マイセン窯
フィギュア(人形:置物)
『トリトンの捕獲』
”Der Tritonenfang”
19世紀
ドイツ
伝説的な天才彫刻家ケンドラーが原型を作っただけあって
個々の瞬間的な表情と動作を見事にとらえている有名なモデル・・・
オールド・マイセンならではの
高い技術に裏付けられた細部にわたる緻密で丁寧な仕事・・・
高さ30cm超で非常に飾り映えのする
大型グループ・フィギュアの超人気作品です!!!
19世紀 ドイツ
底部に窯印(※)有り
※ 両下端にコブが有って、一般に ”ボタン剣” と呼ばれている、19世紀マイセン窯の典型的な窯印です。
なお、この作品の窯印には、「やや難あり」の作品であることを示すための彫り印が、
剣マークの下に1本だけ刻まれています。しかし、この1本の彫り印は、微々たる瑕疵(かし)で
正規作品になり得なかった「程度の良い規格外作品」である事を示しており(実際、2度目の審査で
マイセンのスタンダードをクリアして、正規の作品になるケースも間々あったそうです)、
更にこの作品は、制作後100年以上経過したオールド・マイセンであるため、
その間のダメージやその修復も含め、今となっては、どこの部分を問題視したのかを
正確には判断できませんが、台座に、制作時(焼成時)に起因する窯キズ(ヒビ状の割れ目)が有りますので、
当時刻まれた彫り印が示しているのはその部分の事だと思われます。しかしながら、18世紀に制作された
フィギュア作品には、ほとんどと言っても過言ではないほど、そういった(焼き入れの際にできた)窯キズが有り、
マイセン窯でも、当時は、そういった窯キズを必然的なものとして捉え大きな欠点とは
見なしていませんでしたので(18世紀のマイセン窯で制作されたフィギュア作品の
証拠もしくは特徴と捉える事もできますし、18世紀には、こういった窯キズのあるフィギュア作品に
彫り印はほとんど刻まれていません)、この様なレベルの作品なら、世界中のどの一流オークションにも
堂々と出品できます)。
参考文献 : ”Preis-Verzeichnis der Konigl. Sachs Porzellan-Manufactur in MEISSEN” Blatt 7 に類似作品(C35)掲載
※ 形状が複雑で細かい凹凸の有る磁土の彫塑を、原型通りに焼き上げるのは非常に難しく、
窯の中における焼成(磁土の収縮)を正確にコントロールする大変複雑で高度な技術が要求されます。

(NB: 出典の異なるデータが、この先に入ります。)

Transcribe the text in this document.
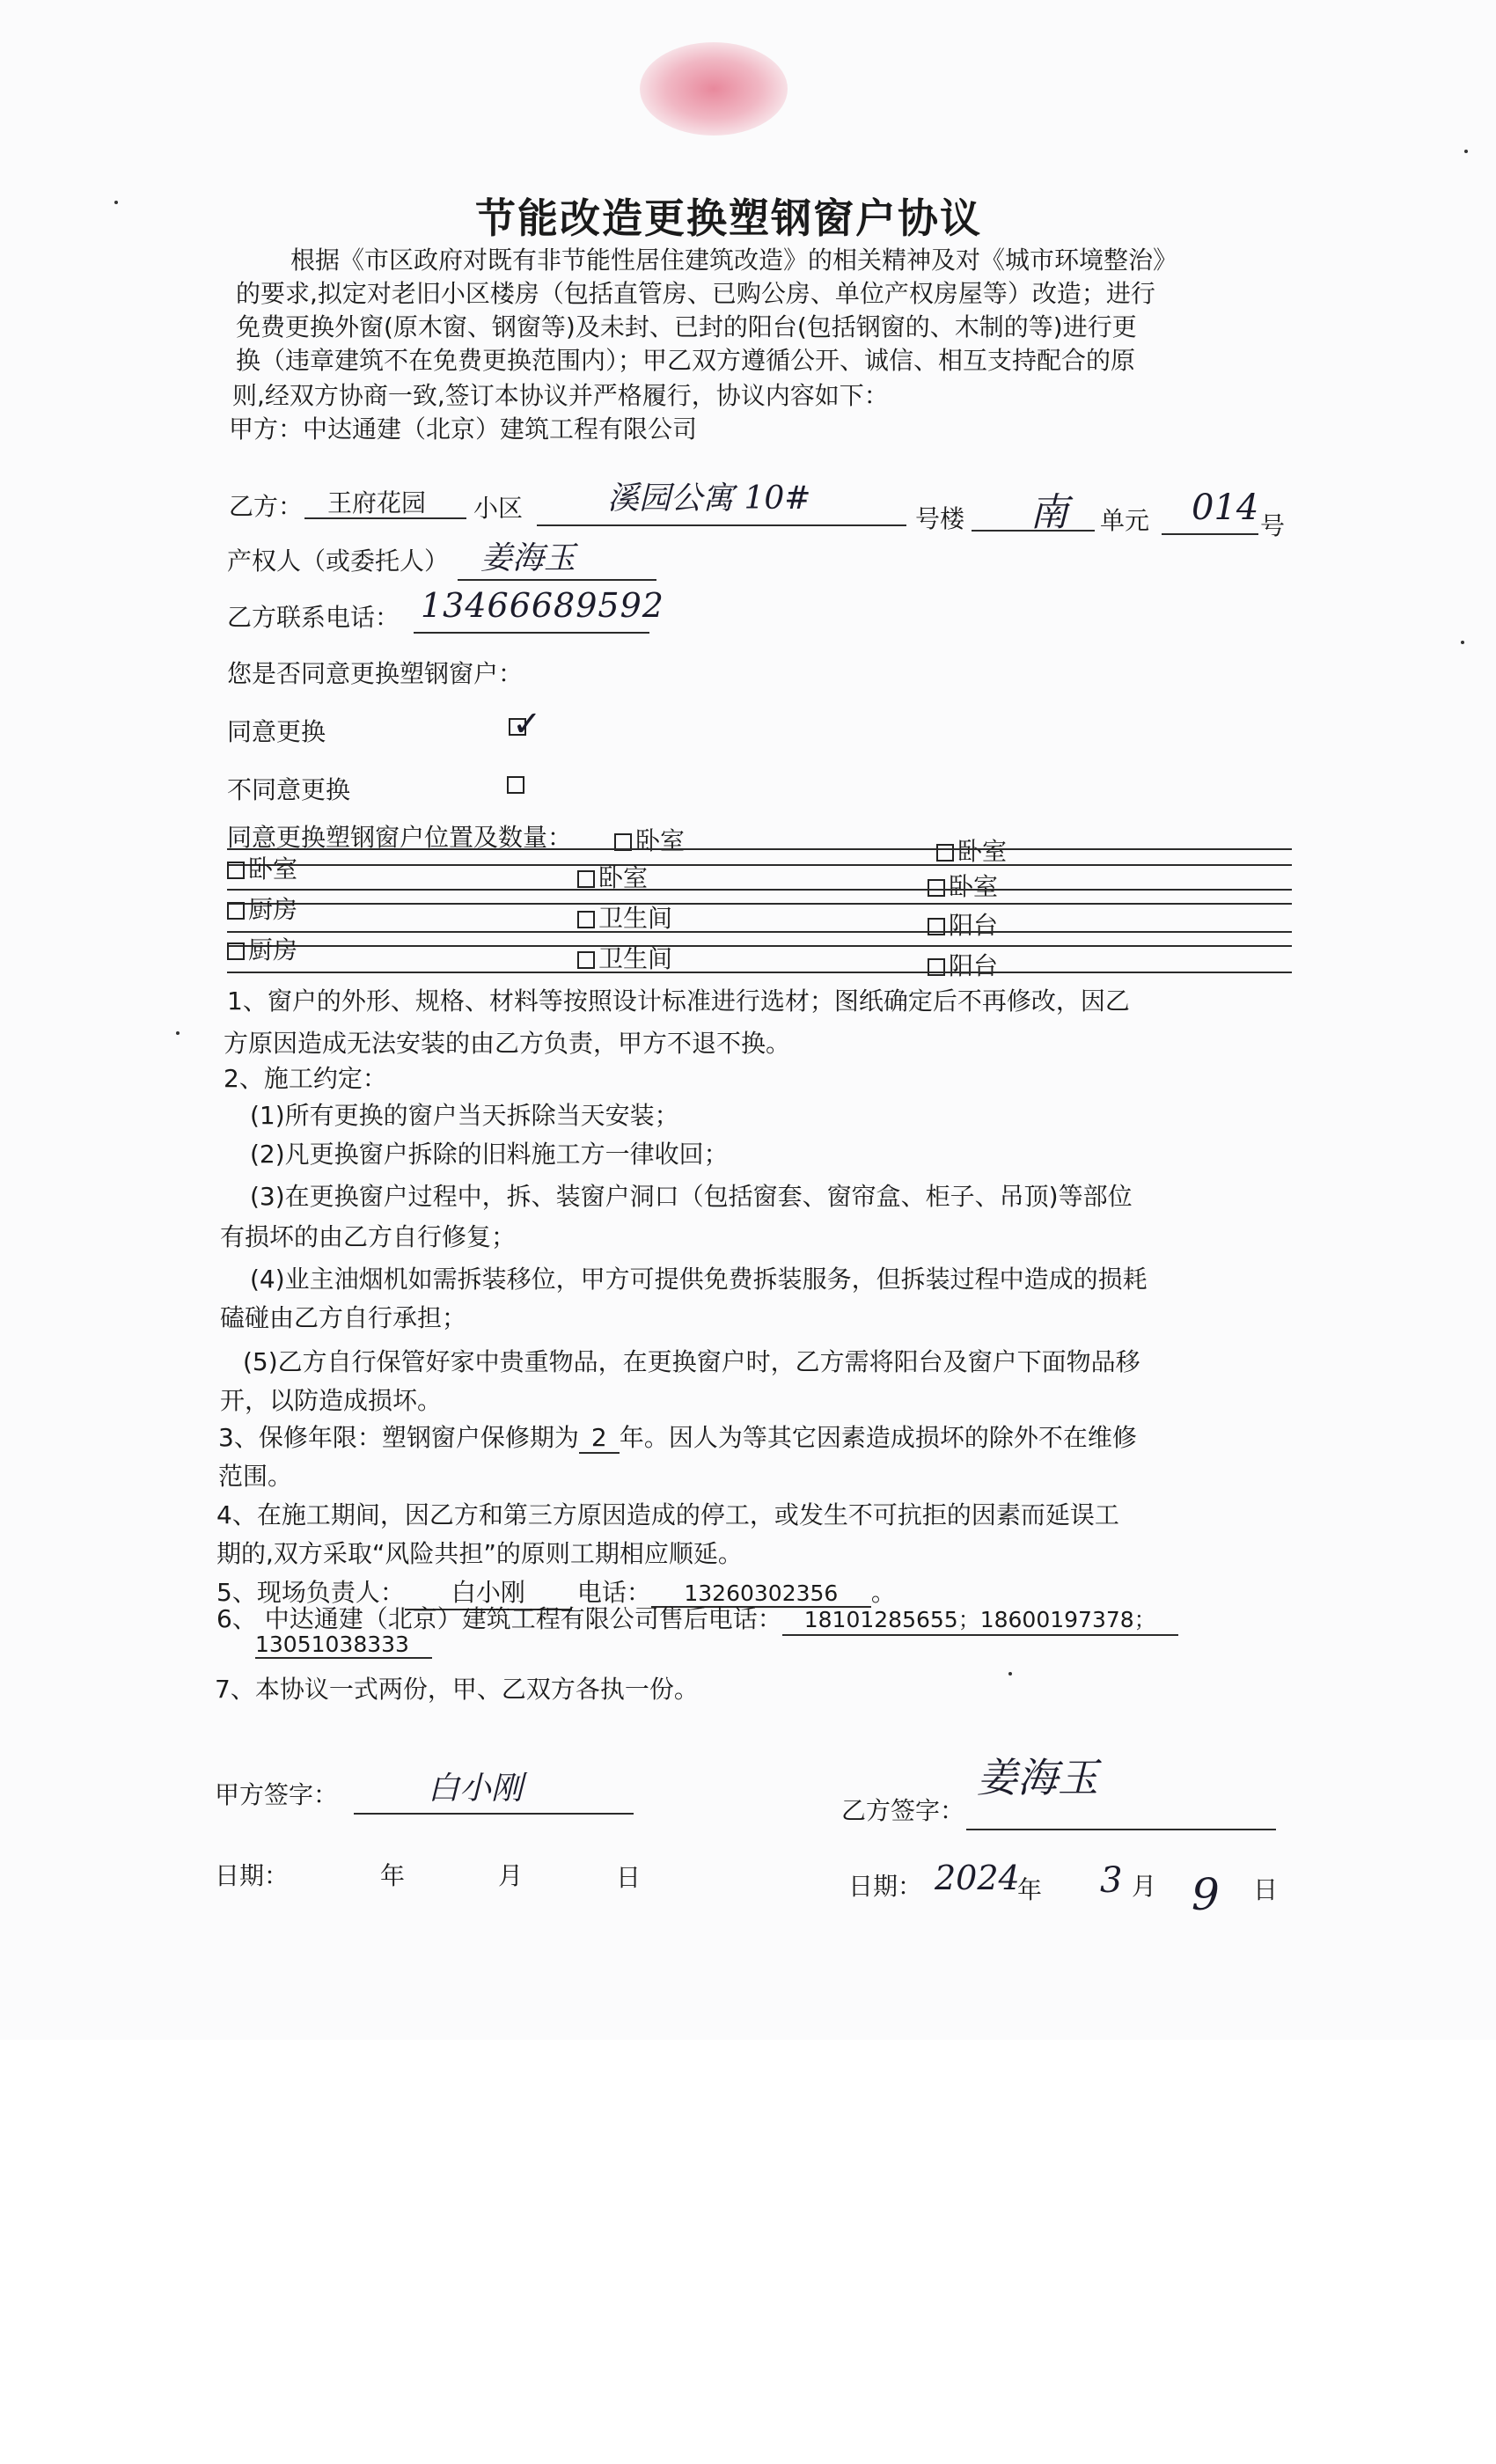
节能改造更换塑钢窗户协议
根据《市区政府对既有非节能性居住建筑改造》的相关精神及对《城市环境整治》
的要求,拟定对老旧小区楼房（包括直管房、已购公房、单位产权房屋等）改造；进行
免费更换外窗(原木窗、钢窗等)及未封、已封的阳台(包括钢窗的、木制的等)进行更
换（违章建筑不在免费更换范围内）；甲乙双方遵循公开、诚信、相互支持配合的原
则,经双方协商一致,签订本协议并严格履行，协议内容如下：
甲方：中达通建（北京）建筑工程有限公司
乙方： 王府花园 小区	溪园公寓 10#
号楼 南 单元 014 号
产权人（或委托人） 姜海玉
乙方联系电话： 13466689592
您是否同意更换塑钢窗户：
同意更换	✓
不同意更换
同意更换塑钢窗户位置及数量：	卧室	卧室
卧室	卧室	卧室
厨房	卫生间	阳台
厨房	卫生间	阳台
1、窗户的外形、规格、材料等按照设计标准进行选材；图纸确定后不再修改，因乙
方原因造成无法安装的由乙方负责，甲方不退不换。
2、施工约定：
(1)所有更换的窗户当天拆除当天安装；
(2)凡更换窗户拆除的旧料施工方一律收回；
(3)在更换窗户过程中，拆、装窗户洞口（包括窗套、窗帘盒、柜子、吊顶)等部位
有损坏的由乙方自行修复；
(4)业主油烟机如需拆装移位，甲方可提供免费拆装服务，但拆装过程中造成的损耗
磕碰由乙方自行承担；
(5)乙方自行保管好家中贵重物品，在更换窗户时，乙方需将阳台及窗户下面物品移
开，以防造成损坏。
3、保修年限：塑钢窗户保修期为 2 年。因人为等其它因素造成损坏的除外不在维修
范围。
4、在施工期间，因乙方和第三方原因造成的停工，或发生不可抗拒的因素而延误工
期的,双方采取“风险共担”的原则工期相应顺延。
5、现场负责人： 白小刚 电话： 13260302356 。
6、 中达通建（北京）建筑工程有限公司售后电话： 18101285655；18600197378；
13051038333
7、本协议一式两份，甲、乙双方各执一份。
甲方签字：	白小刚
乙方签字：
姜海玉
日期：	年	月	日	日期： 2024
年 3 月 9 日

しかしながらマイセンでは、1700年代の初頭に中国や日本の渡来品を手本に磁器制作を開始してから、
わずか20年足らずで磁器彫塑の技術をほぼ確立しており、その進化のスピードは俄かには信じ難いほど驚異的です。
ちなみに、磁器制作においては先輩格の日本でも、江戸時代から、磁器彫塑を焼き上げる技術に挑戦してきましたが、
マイセン・フィギュアほどの(形が複雑で動きのある)作品を焼き上げる技術はついに独自では確立できず、
明治政府誕生後に留学生をマイセンに派遣し、その進んだ技術を取り入れようと試みています。
この 『トリトンの捕獲』 は、天才彫刻家ケンドラーの原型デザイン以来、
マイセン窯の定番として作り続けられてきた有名なモティーフの大型作品で、
マイセン・フィギュア・コレクターの重要収集対象作品のひとつとなっています。
※ ヨハン・ヨアヒム・ケンドラー(もしくはケントラー) [ Johann Joachim Kaendler or Kandler ]
( ドイツ : 1706 - 1775年 ) : アウグスト強帝によって見い出されマイセン窯のモデル部門長に
就任した彫刻家ケンドラーは、絵付け部門長であった画家ヘロルトや名工アシエール等とともに、
互いに切磋琢磨し競い合いながら、天才的な感性とテクニックで、マイセン窯の絶頂期を築き上げました。
そのケンドラーが制作したフィギュアの原型は、マイセン窯で大切に保管され、人気のあるモデルは、
その原型をもとに(場合によっては、型の細部に多少の手も加えられながら)その後も作り続けられました。